En un estudio publicado en Nature Communications, los investigadores informan que la tubulina, una proteína que constituye la base de los microtúbulos, puede reducir la tendencia de la Tau y la alfa-sinucleína a formar agregados perjudiciales. En su lugar, la tubulina parece orientar a estas proteínas hacia actividades vinculadas a la función celular normal, incluyendo el ensamblaje y la estabilización de los microtúbulos.
“La Tau y la alfa-sinucleína son bien conocidas por sus funciones en enfermedades neurodegenerativas como el alzhéimer y el párkinson”, señaló el primer autor, el Dr. Lathan Lucas, asociado posdoctoral en el laboratorio del Dr. Allan Ferreon, en un comunicado de Baylor recogido por ScienceDaily. Lucas añadió que, cuando los niveles de tubulina son bajos —algo que, según los investigadores, se ha reportado en la enfermedad de Alzheimer—, los microtúbulos son menos abundantes y las proteínas pueden formar agregados tóxicos.
El equipo presentó este trabajo como una alternativa a los enfoques orientados a evitar la formación de condensados (pequeñas gotas en las células donde las proteínas pueden realizar actividades tanto saludables como perjudiciales), ya que los condensados también desempeñan funciones importantes en la biología celular normal.
“Nuestros hallazgos cambian significativamente el papel de la tubulina en la neurodegeneración, pasando de ser una víctima pasiva de la enfermedad a un protector activo contra la agregación de proteínas tóxicas”, afirmó en el mismo comunicado Ferreon, profesor asociado y coautor de correspondencia.
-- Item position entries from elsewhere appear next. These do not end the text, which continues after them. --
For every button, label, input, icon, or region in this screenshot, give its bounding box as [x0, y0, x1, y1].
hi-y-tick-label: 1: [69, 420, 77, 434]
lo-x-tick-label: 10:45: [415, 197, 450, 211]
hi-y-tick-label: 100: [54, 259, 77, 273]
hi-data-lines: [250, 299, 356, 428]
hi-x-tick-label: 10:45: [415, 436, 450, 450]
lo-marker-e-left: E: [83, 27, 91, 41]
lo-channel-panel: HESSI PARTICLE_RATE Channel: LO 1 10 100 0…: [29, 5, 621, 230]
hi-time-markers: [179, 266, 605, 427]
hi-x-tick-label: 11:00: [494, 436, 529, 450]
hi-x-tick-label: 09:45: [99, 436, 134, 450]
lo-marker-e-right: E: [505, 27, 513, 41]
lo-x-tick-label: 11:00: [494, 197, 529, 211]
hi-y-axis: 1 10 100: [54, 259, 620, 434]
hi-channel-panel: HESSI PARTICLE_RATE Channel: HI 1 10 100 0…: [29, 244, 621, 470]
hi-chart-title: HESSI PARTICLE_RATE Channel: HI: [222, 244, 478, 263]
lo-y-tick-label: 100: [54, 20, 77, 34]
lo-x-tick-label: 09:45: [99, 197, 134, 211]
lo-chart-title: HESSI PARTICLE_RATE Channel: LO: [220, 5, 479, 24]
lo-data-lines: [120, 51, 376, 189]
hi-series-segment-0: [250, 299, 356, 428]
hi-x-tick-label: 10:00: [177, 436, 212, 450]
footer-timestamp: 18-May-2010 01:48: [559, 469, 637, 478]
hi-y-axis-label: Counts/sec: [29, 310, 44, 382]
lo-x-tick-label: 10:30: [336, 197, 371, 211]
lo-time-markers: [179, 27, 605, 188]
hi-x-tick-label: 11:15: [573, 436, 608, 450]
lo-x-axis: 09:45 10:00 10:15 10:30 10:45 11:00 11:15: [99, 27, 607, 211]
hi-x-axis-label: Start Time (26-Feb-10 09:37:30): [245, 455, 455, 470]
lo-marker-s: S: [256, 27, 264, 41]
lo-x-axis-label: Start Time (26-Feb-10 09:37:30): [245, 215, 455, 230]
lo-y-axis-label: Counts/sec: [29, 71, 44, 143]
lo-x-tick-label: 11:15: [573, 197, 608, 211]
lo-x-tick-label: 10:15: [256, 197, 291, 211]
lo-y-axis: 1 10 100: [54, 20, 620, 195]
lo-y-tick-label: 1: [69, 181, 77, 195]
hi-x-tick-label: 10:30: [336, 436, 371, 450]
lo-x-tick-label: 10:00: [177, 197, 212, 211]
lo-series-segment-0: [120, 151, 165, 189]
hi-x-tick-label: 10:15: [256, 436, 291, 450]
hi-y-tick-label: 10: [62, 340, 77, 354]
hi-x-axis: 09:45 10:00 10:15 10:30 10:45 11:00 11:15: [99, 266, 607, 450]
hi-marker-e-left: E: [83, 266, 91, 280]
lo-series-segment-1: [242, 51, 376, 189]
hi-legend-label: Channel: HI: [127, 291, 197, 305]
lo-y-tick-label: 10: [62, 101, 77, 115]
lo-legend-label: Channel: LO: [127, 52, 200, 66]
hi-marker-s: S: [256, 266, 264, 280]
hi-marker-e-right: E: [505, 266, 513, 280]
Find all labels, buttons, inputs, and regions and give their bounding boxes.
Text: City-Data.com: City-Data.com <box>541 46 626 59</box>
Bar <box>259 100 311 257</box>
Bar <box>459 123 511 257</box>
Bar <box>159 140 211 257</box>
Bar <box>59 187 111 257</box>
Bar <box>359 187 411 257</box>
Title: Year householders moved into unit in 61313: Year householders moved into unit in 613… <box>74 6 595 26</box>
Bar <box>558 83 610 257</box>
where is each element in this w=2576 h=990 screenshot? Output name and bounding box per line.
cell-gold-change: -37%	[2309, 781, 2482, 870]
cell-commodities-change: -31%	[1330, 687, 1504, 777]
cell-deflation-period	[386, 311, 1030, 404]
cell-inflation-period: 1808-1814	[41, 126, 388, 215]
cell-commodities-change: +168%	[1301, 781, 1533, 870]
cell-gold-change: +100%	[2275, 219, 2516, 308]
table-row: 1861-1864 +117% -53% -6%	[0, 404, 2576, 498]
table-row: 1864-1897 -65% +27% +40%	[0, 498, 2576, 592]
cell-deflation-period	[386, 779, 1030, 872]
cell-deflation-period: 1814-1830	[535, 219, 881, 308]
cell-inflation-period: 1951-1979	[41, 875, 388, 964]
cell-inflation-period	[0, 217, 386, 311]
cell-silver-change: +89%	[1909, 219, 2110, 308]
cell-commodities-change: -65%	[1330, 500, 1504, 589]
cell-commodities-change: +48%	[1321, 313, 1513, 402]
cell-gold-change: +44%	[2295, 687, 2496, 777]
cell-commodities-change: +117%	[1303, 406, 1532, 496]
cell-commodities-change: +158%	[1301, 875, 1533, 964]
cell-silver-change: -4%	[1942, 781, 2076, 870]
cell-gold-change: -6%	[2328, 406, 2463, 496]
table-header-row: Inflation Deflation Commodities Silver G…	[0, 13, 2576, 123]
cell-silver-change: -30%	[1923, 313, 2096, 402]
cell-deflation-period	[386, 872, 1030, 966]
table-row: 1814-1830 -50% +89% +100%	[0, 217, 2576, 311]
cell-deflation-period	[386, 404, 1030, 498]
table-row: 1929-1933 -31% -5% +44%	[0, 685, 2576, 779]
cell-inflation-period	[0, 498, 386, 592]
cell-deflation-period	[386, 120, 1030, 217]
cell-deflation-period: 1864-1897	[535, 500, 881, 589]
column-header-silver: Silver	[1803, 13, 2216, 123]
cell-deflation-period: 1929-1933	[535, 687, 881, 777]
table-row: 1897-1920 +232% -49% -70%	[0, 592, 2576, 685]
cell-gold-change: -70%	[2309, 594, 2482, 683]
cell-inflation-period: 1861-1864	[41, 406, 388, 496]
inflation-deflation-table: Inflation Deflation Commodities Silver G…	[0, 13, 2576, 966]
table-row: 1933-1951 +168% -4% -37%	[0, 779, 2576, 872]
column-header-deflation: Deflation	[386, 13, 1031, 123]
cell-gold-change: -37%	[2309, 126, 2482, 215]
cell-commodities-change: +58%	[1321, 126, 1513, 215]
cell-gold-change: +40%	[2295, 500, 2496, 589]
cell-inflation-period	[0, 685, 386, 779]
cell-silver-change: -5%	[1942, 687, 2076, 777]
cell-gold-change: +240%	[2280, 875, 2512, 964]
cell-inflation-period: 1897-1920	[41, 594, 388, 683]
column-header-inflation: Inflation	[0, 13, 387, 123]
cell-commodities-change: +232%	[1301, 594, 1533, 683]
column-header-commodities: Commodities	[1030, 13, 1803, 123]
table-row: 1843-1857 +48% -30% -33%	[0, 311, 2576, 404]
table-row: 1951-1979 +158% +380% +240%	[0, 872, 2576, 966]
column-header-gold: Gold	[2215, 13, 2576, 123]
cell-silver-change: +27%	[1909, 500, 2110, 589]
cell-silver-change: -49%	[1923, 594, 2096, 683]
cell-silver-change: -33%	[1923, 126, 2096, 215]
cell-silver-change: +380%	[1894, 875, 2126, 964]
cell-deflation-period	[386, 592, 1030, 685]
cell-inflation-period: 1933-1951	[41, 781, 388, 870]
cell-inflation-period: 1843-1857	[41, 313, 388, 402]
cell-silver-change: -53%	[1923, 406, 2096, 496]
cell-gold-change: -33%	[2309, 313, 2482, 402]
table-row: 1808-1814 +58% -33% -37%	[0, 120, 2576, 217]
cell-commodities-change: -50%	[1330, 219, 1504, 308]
Añadió que aumentar la reserva de tubulina disponible, en lugar de bloquear la formación de gotas, podría potencialmente frenar la agregación tóxica mientras se preservan las funciones normales de las proteínas.
Otros colaboradores mencionados por la organización de investigación incluyen a la coautora principal Phoebe S. Tsoi, My Diem Quan, Kyoung-Jae Choi y la coautora de correspondencia Josephine C. Ferreon.
La investigación contó con el apoyo del Instituto Nacional de Trastornos Neurológicos y Accidentes Cerebrovasculares (NINDS) de los Institutos Nacionales de Salud (NIH) bajo la subvención R01 NS105874, la Fundación Welch bajo la subvención Q-2097-20220331 y el Instituto Nacional de Ciencias Médicas Generales (NIGMS) de los NIH bajo la subvención R01 GM122763.